Job Progress
Once you submit your job, it goes through several states. The most common states are PENDING, RUNNING, SUSPENDED, COMPLETING, and COMPLETED. Below is a listing of all the states, with their short codes:
PD Pending. Job is waiting for resource allocation
R Running. Job has an allocation and is running
S Suspended. Execution has been suspended and resources have been released for other jobs
CA Cancelled. Job was explicitly cancelled by the user or the system administrator
CG Completing. Job is in the process of completing. Some processes on some nodes may still be active
CD Completed. Job has terminated all processes on all nodes with an exit code of zero
F Failed. Job has terminated with non-zero exit code or other failure condition
Slurm provides commands which you can use to monitor your jobs. You can also use the Live Cluster Status web page for a quick glance at all jobs. And you can specify your email address within your job script to be alerted at specific job events, see the Sample Job Scripts section for help configuring email alerts.
Monitoring Commands
squeue
The command squeue
provides an overview of jobs in the scheduling queue (state information, allocated resources, runtime, etc.).
Syntax
squeue [options]
Common options
--user=<user[,user[,...]]> Request jobs from a comma separated list of users.
--jobs=<job_id[,job_id[,...]]> Request specific jobs to be displayed
--partition=<part[,part[,...]]> Request jobs to be displayed from a comma separated list of partitions
--states=<state[,state[,...]]> Display jobs in specific states. Comma separated list or "all". Default: "PD,R,CG"
The default output format is as follows:
JOBID PARTITION NAME USER ST TIME NODES NODELIST(REASON)
where
JOBID Job or step ID. For array jobs, the job ID format will be of the form <job_id>_<index>
PARTITION Partition of the job/step
NAME Name of the job/step
USER Owner of the job/step
ST State of the job/step. See above for a description of the most common states
TIME Time used by the job/step. Format is days-hours:minutes:seconds
(days,hours only printed as needed)
NODES Number of nodes allocated to the job or the minimum amount of nodes required
by a pending job
NODELIST(REASON) For pending jobs: Reason why pending.

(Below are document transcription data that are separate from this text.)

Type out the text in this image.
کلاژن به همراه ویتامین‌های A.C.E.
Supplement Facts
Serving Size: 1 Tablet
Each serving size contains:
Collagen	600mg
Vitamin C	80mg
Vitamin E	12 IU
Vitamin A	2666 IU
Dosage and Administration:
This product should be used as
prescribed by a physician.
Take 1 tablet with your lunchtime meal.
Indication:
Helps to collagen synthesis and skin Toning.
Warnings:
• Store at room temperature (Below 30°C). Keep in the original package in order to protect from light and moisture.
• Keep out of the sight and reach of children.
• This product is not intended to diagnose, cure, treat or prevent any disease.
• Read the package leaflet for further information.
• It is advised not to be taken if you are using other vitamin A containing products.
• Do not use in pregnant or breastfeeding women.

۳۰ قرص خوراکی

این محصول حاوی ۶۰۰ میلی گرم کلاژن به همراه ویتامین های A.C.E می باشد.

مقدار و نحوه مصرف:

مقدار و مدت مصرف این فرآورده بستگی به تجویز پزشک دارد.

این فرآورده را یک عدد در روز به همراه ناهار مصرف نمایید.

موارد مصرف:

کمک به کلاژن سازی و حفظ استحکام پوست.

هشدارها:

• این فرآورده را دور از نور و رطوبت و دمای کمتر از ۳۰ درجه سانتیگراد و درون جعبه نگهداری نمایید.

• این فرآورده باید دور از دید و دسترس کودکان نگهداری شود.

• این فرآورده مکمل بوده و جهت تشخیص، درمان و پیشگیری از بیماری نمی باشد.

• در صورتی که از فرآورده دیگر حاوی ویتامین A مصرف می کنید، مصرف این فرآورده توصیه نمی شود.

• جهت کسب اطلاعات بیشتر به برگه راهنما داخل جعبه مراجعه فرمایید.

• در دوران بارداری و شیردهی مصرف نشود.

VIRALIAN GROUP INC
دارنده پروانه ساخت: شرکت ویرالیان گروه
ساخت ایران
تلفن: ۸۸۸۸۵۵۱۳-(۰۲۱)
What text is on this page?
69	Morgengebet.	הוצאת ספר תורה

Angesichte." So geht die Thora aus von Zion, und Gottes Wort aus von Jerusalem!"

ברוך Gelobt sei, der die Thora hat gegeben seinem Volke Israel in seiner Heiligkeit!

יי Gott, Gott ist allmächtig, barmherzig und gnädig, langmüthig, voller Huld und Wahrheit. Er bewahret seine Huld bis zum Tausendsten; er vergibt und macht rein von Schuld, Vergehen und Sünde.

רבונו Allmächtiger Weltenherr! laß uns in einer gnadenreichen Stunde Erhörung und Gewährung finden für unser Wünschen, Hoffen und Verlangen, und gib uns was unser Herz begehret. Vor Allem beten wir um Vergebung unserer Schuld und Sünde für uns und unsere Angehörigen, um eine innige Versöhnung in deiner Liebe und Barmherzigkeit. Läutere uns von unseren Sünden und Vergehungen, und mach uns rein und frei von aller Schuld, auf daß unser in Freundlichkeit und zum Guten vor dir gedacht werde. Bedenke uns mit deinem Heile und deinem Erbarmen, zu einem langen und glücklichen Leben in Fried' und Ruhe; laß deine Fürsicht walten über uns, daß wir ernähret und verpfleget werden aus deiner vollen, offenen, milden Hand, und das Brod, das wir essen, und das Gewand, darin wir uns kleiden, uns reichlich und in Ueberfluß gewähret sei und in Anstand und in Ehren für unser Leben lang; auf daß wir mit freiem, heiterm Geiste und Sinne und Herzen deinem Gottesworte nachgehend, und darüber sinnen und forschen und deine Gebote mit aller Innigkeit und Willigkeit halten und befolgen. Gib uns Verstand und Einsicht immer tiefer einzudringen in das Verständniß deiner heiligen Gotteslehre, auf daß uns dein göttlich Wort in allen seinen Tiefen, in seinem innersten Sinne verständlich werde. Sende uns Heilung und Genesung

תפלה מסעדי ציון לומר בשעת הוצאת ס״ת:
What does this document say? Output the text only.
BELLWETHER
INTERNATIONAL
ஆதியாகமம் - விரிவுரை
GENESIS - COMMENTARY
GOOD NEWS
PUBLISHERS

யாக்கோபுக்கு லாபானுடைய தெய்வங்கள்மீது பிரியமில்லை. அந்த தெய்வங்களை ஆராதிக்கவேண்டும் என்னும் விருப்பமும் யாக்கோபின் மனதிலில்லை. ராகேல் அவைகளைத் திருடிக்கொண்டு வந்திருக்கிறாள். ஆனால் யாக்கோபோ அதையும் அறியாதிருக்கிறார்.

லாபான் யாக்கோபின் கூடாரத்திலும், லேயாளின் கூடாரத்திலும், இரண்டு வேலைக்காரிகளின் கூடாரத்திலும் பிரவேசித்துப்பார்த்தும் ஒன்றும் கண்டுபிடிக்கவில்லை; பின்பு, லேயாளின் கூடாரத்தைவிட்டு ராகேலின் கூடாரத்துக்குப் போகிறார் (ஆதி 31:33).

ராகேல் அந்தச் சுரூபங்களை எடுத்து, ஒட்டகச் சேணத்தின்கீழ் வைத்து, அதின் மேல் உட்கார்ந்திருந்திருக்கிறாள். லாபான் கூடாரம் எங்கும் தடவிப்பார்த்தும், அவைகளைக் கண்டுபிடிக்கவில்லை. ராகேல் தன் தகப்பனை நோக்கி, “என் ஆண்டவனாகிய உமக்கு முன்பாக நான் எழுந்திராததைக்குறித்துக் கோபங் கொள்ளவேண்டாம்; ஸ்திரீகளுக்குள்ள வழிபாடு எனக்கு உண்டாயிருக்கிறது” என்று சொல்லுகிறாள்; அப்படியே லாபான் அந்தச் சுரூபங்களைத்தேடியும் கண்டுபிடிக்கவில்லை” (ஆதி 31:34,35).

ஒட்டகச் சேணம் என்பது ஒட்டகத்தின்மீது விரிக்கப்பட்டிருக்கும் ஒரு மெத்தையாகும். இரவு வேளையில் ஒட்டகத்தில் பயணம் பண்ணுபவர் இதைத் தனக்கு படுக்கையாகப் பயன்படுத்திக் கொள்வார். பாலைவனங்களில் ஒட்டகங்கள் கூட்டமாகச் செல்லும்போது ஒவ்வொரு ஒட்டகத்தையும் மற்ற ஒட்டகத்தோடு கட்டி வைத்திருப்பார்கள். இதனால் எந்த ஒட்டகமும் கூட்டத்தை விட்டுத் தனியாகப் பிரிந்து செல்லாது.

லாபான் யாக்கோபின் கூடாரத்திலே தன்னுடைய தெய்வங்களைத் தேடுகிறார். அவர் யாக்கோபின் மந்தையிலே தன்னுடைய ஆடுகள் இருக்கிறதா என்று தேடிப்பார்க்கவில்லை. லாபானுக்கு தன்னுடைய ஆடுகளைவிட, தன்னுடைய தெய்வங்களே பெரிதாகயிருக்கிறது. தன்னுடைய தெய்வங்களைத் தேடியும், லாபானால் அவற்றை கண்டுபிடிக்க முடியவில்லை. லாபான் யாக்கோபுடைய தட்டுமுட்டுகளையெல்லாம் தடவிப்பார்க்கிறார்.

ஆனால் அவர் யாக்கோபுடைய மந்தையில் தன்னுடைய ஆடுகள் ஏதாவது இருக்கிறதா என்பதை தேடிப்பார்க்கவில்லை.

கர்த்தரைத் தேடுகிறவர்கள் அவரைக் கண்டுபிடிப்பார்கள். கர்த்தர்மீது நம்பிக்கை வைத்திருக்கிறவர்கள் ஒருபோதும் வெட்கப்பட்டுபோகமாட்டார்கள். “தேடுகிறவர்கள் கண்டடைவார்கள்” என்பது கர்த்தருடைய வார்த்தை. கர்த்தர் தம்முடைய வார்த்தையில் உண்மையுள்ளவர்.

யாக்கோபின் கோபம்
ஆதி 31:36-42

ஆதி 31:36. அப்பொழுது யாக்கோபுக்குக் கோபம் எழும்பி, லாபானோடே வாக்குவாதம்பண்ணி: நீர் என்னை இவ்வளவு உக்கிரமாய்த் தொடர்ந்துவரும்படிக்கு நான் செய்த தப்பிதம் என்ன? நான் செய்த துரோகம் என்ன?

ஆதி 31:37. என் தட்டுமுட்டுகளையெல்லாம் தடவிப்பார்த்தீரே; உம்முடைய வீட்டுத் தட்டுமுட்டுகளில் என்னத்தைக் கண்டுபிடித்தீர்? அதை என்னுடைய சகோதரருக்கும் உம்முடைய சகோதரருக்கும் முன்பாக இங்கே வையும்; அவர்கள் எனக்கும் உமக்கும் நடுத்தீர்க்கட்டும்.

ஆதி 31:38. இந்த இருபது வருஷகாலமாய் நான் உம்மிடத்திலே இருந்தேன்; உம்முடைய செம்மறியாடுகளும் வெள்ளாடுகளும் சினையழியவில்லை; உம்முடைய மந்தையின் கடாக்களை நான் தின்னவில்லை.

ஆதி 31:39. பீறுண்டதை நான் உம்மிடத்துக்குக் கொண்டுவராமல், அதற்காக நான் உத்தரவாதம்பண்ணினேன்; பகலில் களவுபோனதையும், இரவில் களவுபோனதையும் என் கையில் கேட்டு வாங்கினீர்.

For failed jobs: Reason why failed.
For all other job states: List of allocated nodes.
Examples
List all currently running jobs of user foo:
squeue --user=foo
List all currently running jobs of user foo in partition bar, in running state:
squeue --user=foo --partition=bar --states=R
sfqueue
The sfqueue
command provides the queue status including number of CPUs and GPUs used. The output is similar to that displayed on the live status webpage.
Examples
sfqueue
sgpu
To see the GPU memory usage use the sgpu
command:
sgpu <your-jobid-here>
scontrol
The scontrol
command provides detailed information about jobs and job steps.
Syntax
scontrol [options] [command]
Examples
Show detailed information about job with ID 1536:
scontrol show jobid 1536
Show even more detailed information about job with ID 1396 (including the jobscript):
scontrol -dd show jobid 1396
sstat
The command sstat
provides detailed usage information about running jobs.
Syntax
sstat [options] -j <job(.stepid)>
Examples
Show detailed information about job with ID 1536:
sstat -j 1536
Show even more detailed information about job with ID 1396:
sstat -v -j 1396